No celular, uma mensagem “hoje à noite na ponta da praia da ilha do Ariá”. Olhou sem acreditar.
O dia foi passando, as imagens dos sonhos de Helena, da bota, de uma mulher vestida de branco caminhando na areia. Será que era Helena. A mensagem lhe chamando.
Seu corpo suando. Pegando fogo feito vulcão. Entrou no bote e se dirigiu a praia. Foi chegando e vendo a mulher de branco, linda, era Helena, ali só para ele.
O vulcão entrou em erupção. Se amaram até a cidade encantada.
Foi encontrado morto 3 dias depois nas águas do município de Codajás!
07 de abril de 2024
Francisco José
Autor do conto “Entre águas e sonhos: uma tragédia anunciada”.
Leia mais em:
A História do Miss Coari (1940 – 1967)
5 comentários em “Entre águas e sonhos: uma tragédia anunciada – Botos”
História envolvente de suspense e angústia, refletida na ação passional do personagem por Helena, o mesmo não aceitou ser trocado por uma lenda.
É passar a conviver com várias alucinações em relação a pessoa amada(Helena), io levando a conflitos em seus sonhos.

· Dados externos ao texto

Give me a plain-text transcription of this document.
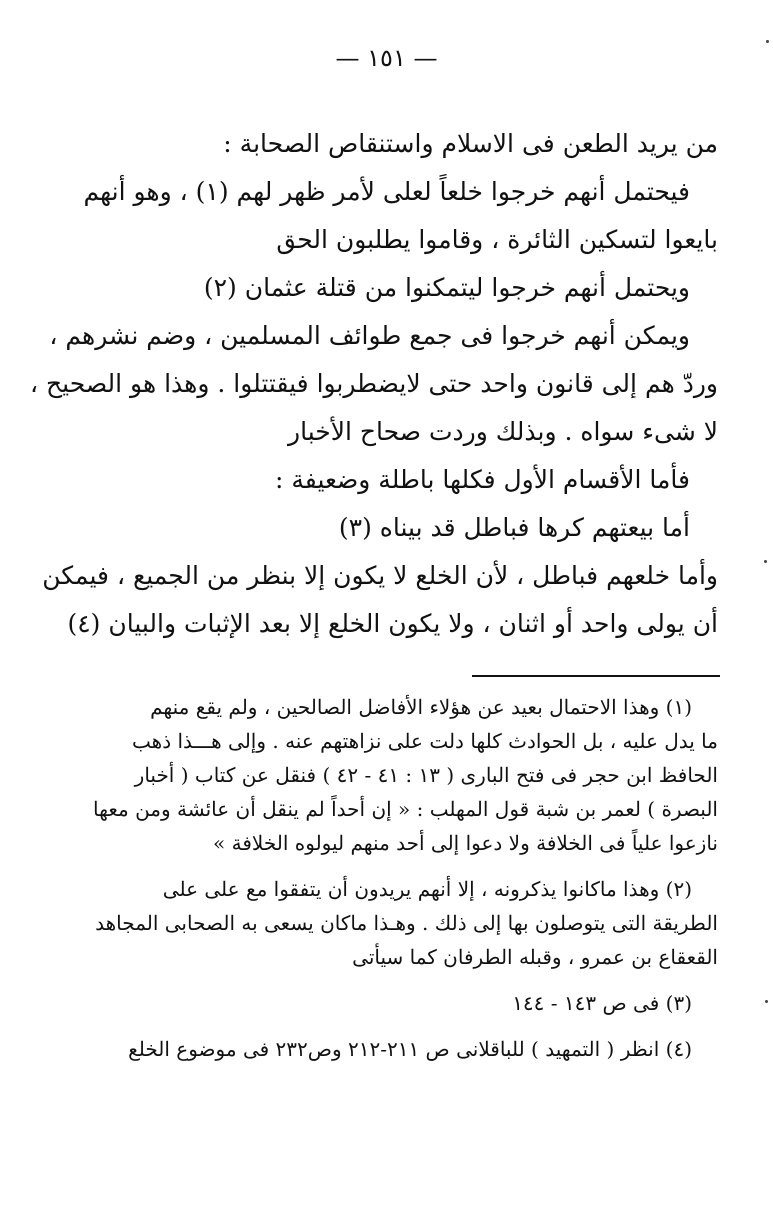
— ١٥١ —
من يريد الطعن فى الاسلام واستنقاص الصحابة :
فيحتمل أنهم خرجوا خلعاً لعلى لأمر ظهر لهم (١) ، وهو أنهم
بايعوا لتسكين الثائرة ، وقاموا يطلبون الحق
ويحتمل أنهم خرجوا ليتمكنوا من قتلة عثمان (٢)
ويمكن أنهم خرجوا فى جمع طوائف المسلمين ، وضم نشرهم ،
وردّ هم إلى قانون واحد حتى لايضطربوا فيقتتلوا . وهذا هو الصحيح ،
لا شىء سواه . وبذلك وردت صحاح الأخبار
فأما الأقسام الأول فكلها باطلة وضعيفة :
أما بيعتهم كرها فباطل قد بيناه (٣)
وأما خلعهم فباطل ، لأن الخلع لا يكون إلا بنظر من الجميع ، فيمكن
أن يولى واحد أو اثنان ، ولا يكون الخلع إلا بعد الإثبات والبيان (٤)
(١) وهذا الاحتمال بعيد عن هؤلاء الأفاضل الصالحين ، ولم يقع منهم
ما يدل عليه ، بل الحوادث كلها دلت على نزاهتهم عنه . وإلى هـــذا ذهب
الحافظ ابن حجر فى فتح البارى ( ١٣ : ٤١ - ٤٢ ) فنقل عن كتاب ( أخبار
البصرة ) لعمر بن شبة قول المهلب : « إن أحداً لم ينقل أن عائشة ومن معها
نازعوا علياً فى الخلافة ولا دعوا إلى أحد منهم ليولوه الخلافة »
(٢) وهذا ماكانوا يذكرونه ، إلا أنهم يريدون أن يتفقوا مع على على
الطريقة التى يتوصلون بها إلى ذلك . وهـذا ماكان يسعى به الصحابى المجاهد
القعقاع بن عمرو ، وقبله الطرفان كما سيأتى
(٣) فى ص ١٤٣ - ١٤٤
(٤) انظر ( التمهيد ) للباقلانى ص ٢١١-٢١٢ وص٢٣٢ فى موضوع الخلع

A sedução do boto é sempre temática que vem atravessando séculos, se alinhando com a atualidade da floresta. Assim, surgem os contos inspirados nesses seres tão encantadores e humanizados pela ação civilizatória, inclusive pelas ações contedoras das mazelas que assolam os rios e matas. O boto, ou até a bota, serão sempre personagens interligados ao imaginário e realidade regional.